Orienting a house east or west of true south by up to 20° will have no significant effect on solar performance. For example, I currently live in two virtually identical passive solar buildings, a residence and a studio. The studio faces due south and the residence faces 25° west of south. By the end of a sunny day, the overall solar performance of the two buildings is almost identical, with the house performing slightly better in the spring and fall and the studio doing slightly better in the middle of winter.
...and that it's okay for designers to specify more south-facing glazing than most rules of thumb allow:
The area of south-facing glazing area can comfortably be 15-20%+ of total floor area as long as there is adequate storage mass and “active” movement of the heat into the storage.

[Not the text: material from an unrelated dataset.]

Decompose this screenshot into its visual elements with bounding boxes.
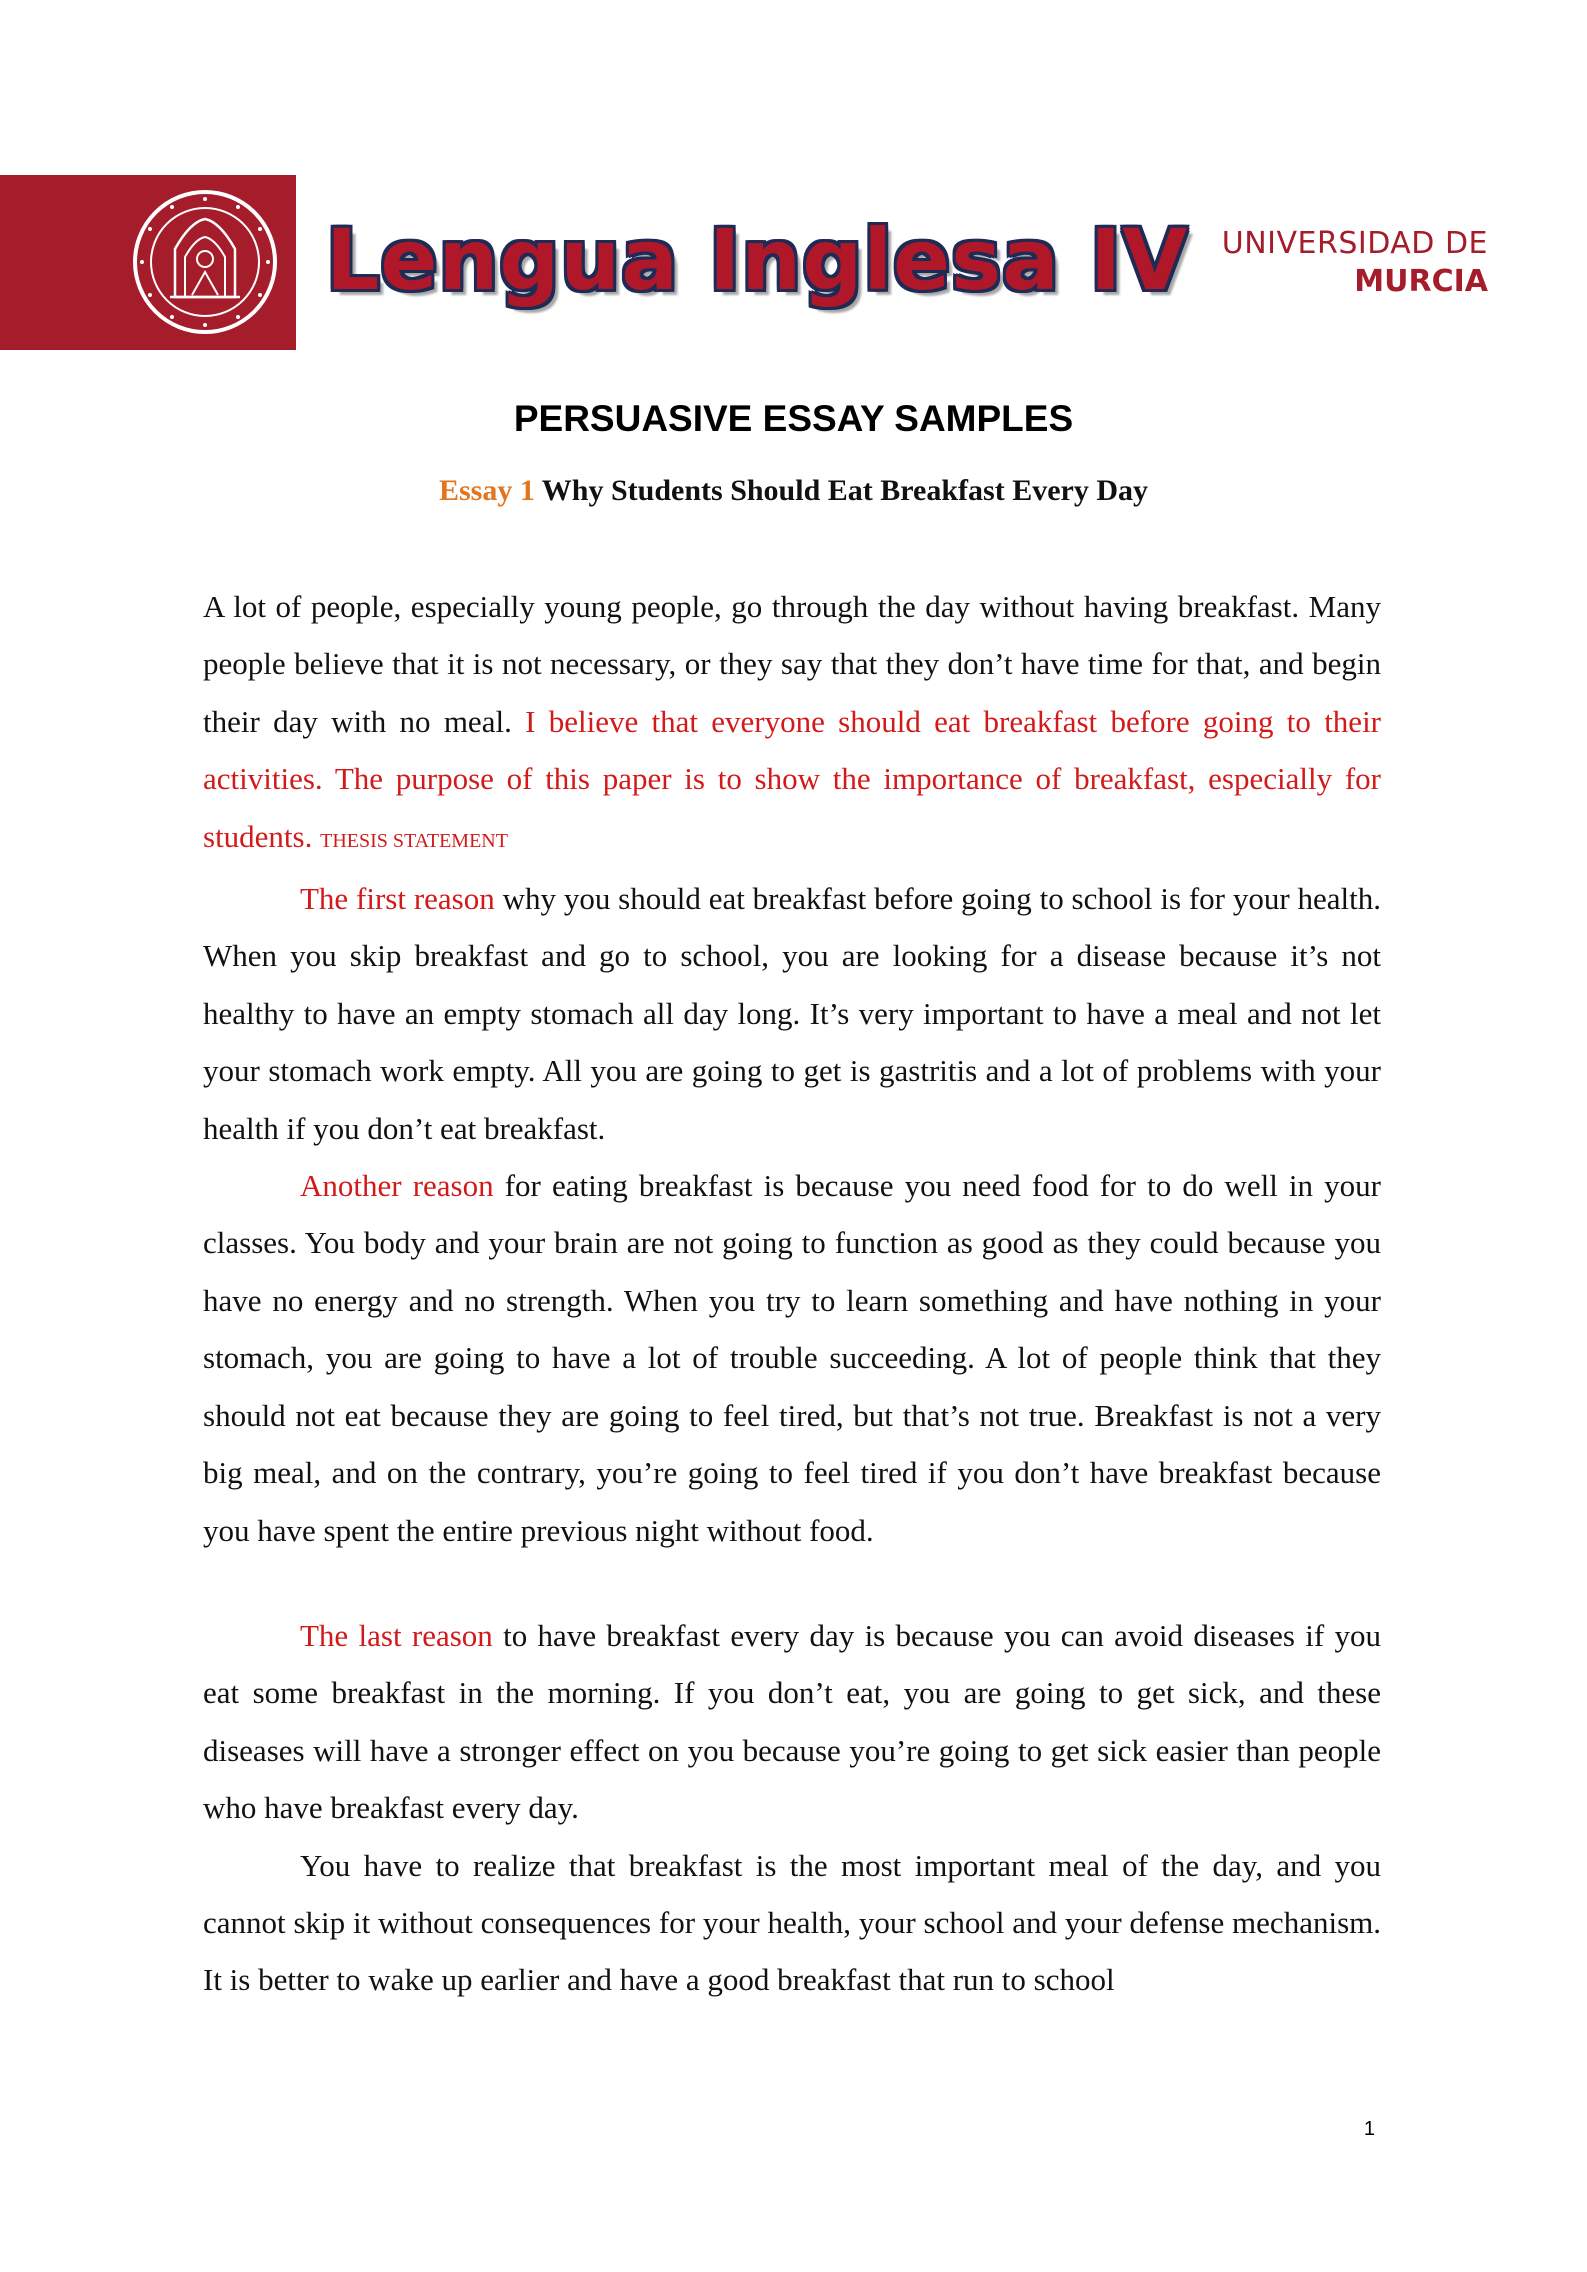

To maximize solar gain while minimizing overheating, immediately move the stratified heat into storage. Don’t rely on natural conduction and convection to move the heat.
Most rules of thumb for south-facing glazed area assume that the storage mass is located only in the south-facing rooms, and they assume direct conduction of the solar heat into that storage. This method is relatively slow and inefficient, except for the limited surface areas which are directly in the sun, and often results in overheating. It fails to take full advantage of the available mass in rooms remote from the sun, as well as the advantages that occur when heated air is moved through hollow masonry walls or hollow floor slabs to remote mass storage.
A house with a larger-than-normal glazed area (which could be 30%+ of the floor area of the south-side rooms) can still be comfortable and productive if solar heat is moved mechanically out of these areas and circulated into other rooms and, most importantly, directly into supplemental storage mass.